最終組の一つ前で回り、終わってみれば5人が並んだ1打差の2位タイをなんとかかわしての勝利。第一声は「うれしいのと、びっくりしているのと」と、まだ実感は湧かなかった。
首位に立っているのを知ったのは15番。「名前が一番上にあったのでめっちゃびっくりしました。(リーダー)ボードを見てからはすこし優勝を意識してしまったけど、自分のやるべきことに集中して」と気持ちを落ち着かせ、17番をボギーとしながらも、なんとか最後まで自分のゴルフを貫いた。
18番では5メートルのバーディチャンスから「ショートはイヤだと思って」と強気にヒット。これが80センチオーバーした。

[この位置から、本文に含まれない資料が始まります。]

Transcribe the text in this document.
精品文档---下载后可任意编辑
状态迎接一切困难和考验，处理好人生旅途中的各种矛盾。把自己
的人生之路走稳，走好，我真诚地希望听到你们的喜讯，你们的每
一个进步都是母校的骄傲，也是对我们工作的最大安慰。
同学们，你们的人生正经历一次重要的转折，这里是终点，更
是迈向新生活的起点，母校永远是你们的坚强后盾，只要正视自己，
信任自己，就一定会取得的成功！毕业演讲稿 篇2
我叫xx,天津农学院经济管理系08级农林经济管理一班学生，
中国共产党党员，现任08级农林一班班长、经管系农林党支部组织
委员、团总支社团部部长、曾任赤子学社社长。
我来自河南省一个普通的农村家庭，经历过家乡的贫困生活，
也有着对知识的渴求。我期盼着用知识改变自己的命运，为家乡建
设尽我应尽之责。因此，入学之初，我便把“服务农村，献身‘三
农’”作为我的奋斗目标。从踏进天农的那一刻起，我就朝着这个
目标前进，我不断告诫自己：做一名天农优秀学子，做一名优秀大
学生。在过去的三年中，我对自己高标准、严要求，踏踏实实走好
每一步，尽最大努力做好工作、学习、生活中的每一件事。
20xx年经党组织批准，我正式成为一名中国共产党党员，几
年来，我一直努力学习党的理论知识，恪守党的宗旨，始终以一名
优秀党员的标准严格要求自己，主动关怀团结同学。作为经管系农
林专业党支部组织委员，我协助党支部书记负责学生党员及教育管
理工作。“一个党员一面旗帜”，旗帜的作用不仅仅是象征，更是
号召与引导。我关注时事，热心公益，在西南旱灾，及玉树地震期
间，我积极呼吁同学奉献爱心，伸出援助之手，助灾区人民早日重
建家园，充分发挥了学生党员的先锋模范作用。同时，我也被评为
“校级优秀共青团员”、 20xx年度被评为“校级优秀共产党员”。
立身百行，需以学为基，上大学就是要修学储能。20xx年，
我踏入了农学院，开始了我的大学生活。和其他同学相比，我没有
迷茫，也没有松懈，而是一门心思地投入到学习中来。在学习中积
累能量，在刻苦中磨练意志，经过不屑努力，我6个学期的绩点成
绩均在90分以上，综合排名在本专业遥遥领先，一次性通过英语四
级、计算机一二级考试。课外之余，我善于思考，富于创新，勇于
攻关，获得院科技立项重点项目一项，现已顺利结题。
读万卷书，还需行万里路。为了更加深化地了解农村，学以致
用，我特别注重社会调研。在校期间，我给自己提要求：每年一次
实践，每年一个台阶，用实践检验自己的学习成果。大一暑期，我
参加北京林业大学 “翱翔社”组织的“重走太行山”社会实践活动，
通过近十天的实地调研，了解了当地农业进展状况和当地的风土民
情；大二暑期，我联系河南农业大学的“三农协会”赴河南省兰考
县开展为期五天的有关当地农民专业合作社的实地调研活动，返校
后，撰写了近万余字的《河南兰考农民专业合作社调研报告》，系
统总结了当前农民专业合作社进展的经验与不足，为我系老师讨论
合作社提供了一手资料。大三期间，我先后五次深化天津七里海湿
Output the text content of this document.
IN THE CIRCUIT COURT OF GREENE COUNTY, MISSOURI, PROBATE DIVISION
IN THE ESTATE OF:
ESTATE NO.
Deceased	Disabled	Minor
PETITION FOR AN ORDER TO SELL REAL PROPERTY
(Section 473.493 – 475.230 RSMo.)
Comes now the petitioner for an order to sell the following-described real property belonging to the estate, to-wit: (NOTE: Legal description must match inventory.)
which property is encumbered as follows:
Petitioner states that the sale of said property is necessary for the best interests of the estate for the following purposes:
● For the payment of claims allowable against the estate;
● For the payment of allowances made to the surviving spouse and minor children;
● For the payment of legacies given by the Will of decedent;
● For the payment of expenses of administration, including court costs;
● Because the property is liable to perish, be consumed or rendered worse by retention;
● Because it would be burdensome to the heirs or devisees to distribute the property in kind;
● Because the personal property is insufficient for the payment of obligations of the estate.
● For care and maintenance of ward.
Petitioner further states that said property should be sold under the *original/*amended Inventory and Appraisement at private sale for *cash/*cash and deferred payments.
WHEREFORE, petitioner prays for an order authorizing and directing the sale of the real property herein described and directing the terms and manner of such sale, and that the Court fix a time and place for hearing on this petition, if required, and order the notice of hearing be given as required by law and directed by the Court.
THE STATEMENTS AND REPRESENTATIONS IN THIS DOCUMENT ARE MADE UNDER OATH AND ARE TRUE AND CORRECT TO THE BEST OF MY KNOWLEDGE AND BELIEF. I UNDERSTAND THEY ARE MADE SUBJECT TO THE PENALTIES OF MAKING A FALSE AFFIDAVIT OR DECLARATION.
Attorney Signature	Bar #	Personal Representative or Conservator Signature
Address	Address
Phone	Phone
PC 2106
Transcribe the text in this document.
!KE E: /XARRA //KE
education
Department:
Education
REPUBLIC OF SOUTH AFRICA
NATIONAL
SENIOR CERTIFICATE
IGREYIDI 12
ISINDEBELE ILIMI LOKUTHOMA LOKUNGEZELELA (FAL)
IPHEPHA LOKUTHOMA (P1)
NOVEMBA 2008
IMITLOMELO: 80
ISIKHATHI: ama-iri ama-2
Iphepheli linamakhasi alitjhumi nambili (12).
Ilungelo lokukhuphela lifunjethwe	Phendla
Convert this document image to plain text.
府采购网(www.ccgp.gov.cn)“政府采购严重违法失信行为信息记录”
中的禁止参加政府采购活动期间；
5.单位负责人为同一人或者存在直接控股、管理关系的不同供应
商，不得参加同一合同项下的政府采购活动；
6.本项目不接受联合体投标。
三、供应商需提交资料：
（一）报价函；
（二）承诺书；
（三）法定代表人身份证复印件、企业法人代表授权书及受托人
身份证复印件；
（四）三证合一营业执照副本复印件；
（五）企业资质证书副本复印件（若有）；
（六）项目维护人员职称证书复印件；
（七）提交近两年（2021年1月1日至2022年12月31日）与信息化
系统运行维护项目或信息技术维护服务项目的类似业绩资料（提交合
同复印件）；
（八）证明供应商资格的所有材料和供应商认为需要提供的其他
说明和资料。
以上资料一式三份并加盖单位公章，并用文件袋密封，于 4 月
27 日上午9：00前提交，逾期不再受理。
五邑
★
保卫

「最後のパーパットはこれまでで一番緊張したかもしれない」というしびれるものだったが、見事に決めきってみせた。
今年の1月に27歳になった。同学年には永峰咲希、堀琴音、柏原明日架、木村彩子らツアー優勝者がズラリ。多くの選手が高校卒業と同時にプロテストを受験する中、「ムリだと思って」と法政大学に進学した。そこで経験を積んで大学2年時にプロを意識。プロテストは5回目の受験でようやく合格を果たした。「毎年落ちるたびにやめようと思いました」と苦しい時間を過ごしながらも、家族や周囲の励ましに背中を押された。「これが最後だと思って」受験した昨年、ついにプロゴルファーの仲間入りを果たすと、わずか6試合目にして初優勝を挙げた。
「年齢的にも(同期より)上の立場ですし、私は27歳で周りより遅れをとっているのですが、今回の優勝は本当にうれしいです」。苦労をしたぶん、湧き上がる喜びはひとしおだ。
普段は自信がないタイプと自己分析するが、「今回の優勝で自信になったので、1勝で終わらずに2勝、3勝として賞金ランキング2位に入りたいです」と、一気に目標を上方修正することになった。
「徐々にしか強くなっていけないと思っています。息の長い選手になりたいです」。確かに一歩ずつ進む覚悟に年齢やキャリアは関係ない。着実にステップ・アップするための第一歩は佐賀から始まる。